Overview of canker sores
Ever suffered from an uncomfortable ulcer within your mouth that makes eating as well as speaking painful? If yes, then you probably suffered from a canker sore.
Canker sore is a type of mouth ulcer. These are shallow sores that are red in color and may be covered with a white coat of skin over them. They are usually found present on the base of the gums or over the mucous membranes within the mouth.
Canker sores are called as aphtous ulcer, aphthous stomatitis as well as Sutton’s Disease (in case of recurring or multiple ulcers).
These are common lesions that are not contagious in nature. Canker sores are about 1 cm in size and appear round or oval. The simple canker sores are commonly observed in adolescents and teenagers. These lesions may appear about 3 to 4 times in a year. Most of the cases do not require any kind of treatment for the sores.
Canker sores are different from cold sores. Cold sores are very painful, fluid-filled blisters. They occur due to herpes simplex virus infection. They occur around the lips, under the chin or nose. Cold sores are very contagious, unlike canker sores that do not spread from one person to another.
Symptoms – What are the Symptoms of Canker Sores?
Canker sores appear on the lining of cheeks, tongue, lips, base of the gums and roof of mouth. Before the appearance of the ulcer, one may experience tingling or burning sensation at the site for a day or two.

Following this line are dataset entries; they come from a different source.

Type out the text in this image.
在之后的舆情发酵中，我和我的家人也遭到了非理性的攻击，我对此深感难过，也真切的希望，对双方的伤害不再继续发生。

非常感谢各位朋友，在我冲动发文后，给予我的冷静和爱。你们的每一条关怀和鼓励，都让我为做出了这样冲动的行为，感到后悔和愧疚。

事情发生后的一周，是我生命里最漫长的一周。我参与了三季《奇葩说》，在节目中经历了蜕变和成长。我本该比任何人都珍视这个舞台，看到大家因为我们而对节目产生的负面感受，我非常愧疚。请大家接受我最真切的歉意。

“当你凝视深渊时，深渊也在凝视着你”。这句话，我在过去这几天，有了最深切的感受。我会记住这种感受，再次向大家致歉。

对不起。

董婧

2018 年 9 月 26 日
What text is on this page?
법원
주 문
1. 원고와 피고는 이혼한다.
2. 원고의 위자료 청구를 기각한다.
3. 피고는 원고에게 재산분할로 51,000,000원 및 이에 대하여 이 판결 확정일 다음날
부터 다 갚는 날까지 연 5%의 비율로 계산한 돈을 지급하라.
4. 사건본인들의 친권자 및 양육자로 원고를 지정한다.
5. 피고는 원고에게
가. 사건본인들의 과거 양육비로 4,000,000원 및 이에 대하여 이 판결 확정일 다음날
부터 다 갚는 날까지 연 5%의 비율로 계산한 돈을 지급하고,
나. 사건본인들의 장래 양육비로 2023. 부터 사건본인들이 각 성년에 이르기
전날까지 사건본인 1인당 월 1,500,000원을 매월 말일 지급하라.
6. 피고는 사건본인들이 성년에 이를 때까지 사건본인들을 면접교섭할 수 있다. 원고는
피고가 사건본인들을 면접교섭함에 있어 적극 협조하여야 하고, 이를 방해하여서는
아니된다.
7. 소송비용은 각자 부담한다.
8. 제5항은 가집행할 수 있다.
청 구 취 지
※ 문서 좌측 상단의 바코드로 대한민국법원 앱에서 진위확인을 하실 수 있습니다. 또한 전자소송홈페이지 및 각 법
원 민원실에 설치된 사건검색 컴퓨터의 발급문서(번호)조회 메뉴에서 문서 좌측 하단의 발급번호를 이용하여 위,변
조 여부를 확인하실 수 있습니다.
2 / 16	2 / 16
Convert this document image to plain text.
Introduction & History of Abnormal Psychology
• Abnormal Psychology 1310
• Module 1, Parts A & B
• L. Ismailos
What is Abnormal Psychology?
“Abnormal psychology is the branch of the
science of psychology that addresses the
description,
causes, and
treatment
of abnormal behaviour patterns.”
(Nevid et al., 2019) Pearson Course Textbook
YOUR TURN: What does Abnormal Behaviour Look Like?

Canker sores are in round or oval shape with white or yellow in the center and red on the border.
Causes – What Causes these Painful Canker Sores?
The actual reason that leads to eruption of these canker sores remains unclear. However, experts have lead to many theories that help understand the possible causes of canker sores. There is not just one, but many factors that can lead to aphthous ulcers in a person.
These factors include:
- Eating lot of spicy or acidic fruits and vegetables
- Minor injury during vigorous brushing
- Injury due to a sharp tooth surface or due to dental braces or dentures
- Sensitivity to sodium lauryl sulfate present in toothpastes or mouth wash
- Reaction to certain foods like nuts, cheese, chocolate, coffee, etc.
- Poor diet that leads to deficiency of vitamin B12, zinc, folic acid or iron
- Emotional or physical stress
- Presence of an underlying disease such as celiac disease, Crohn’s disease, weak immune system, HIV/AIDS
- Hormonal imbalance in menstruating women
- Bacterial infection within the mouth
Some or a combination of these factors will lead to canker sores in the mouth.
Diagnosis – How Does One Diagnose Canker Sores?
Canker sores do not require any tests for diagnosis. The doctor usually carries out a visual examination to identify these lesions. Recurring lesions may be tested for a fungal or bacterial infection. In extreme cases, a biopsy may be conducted to test the ulcer.
Treatment – What is the Treatment for Canker Sores?
Canker sores heal on their own in a few weeks. However, the doctor may prescribe an antibacterial mouthwash to get rid of an infection. In some cases, mouth rinses containing a steroid may be advised that help in reducing the pain and redness. Ointments containing benzocaine, fluocinonide, etc. may be prescribed to reduce the pain. Apart from these, there are many over-the-counter medications available that help relieve pain and inflammation due to canker sores.
When do we need to see the doctor?
In most of the cases, the sores heal without any treatment. However, of the sores are large in size and new ones develop before the older ones heal, one needs to seek medical attention. In some cases, persistent sores that do not heal within a month, become painful, spread to the lips, lead to high fever and make eating and drinking extremely painful also require medical care.
Prevention – How Does One Prevent Canker Sores?
There is no particular remedy to prevent occurrence of canker sores in future. However, one can take a few preventive measures to reduce their frequency.
These measures include:
- Avoiding spicy and acidic foods that irritate the mouth
- Eat a healthy diet to prevent nutritional deficiencies
- Maintain oral hygiene and choose a soft toothbrush when brushing
- Avoid using toothpastes and mouth rinses that contain sodium lauryl sulfate
- Ask your dentist to apply orthodontic wax over braces or other dental appliances that irritate your mouth
- Avoid chewing gum and eating hard foods
- Meditate and carry out lifestyle changes to reduce stress
This was about canker sores and its prevention. This is not a contagious condition and affects many people in their lifetime. Persistent, large and very painful sores should be bought to the notice of a medical practioner.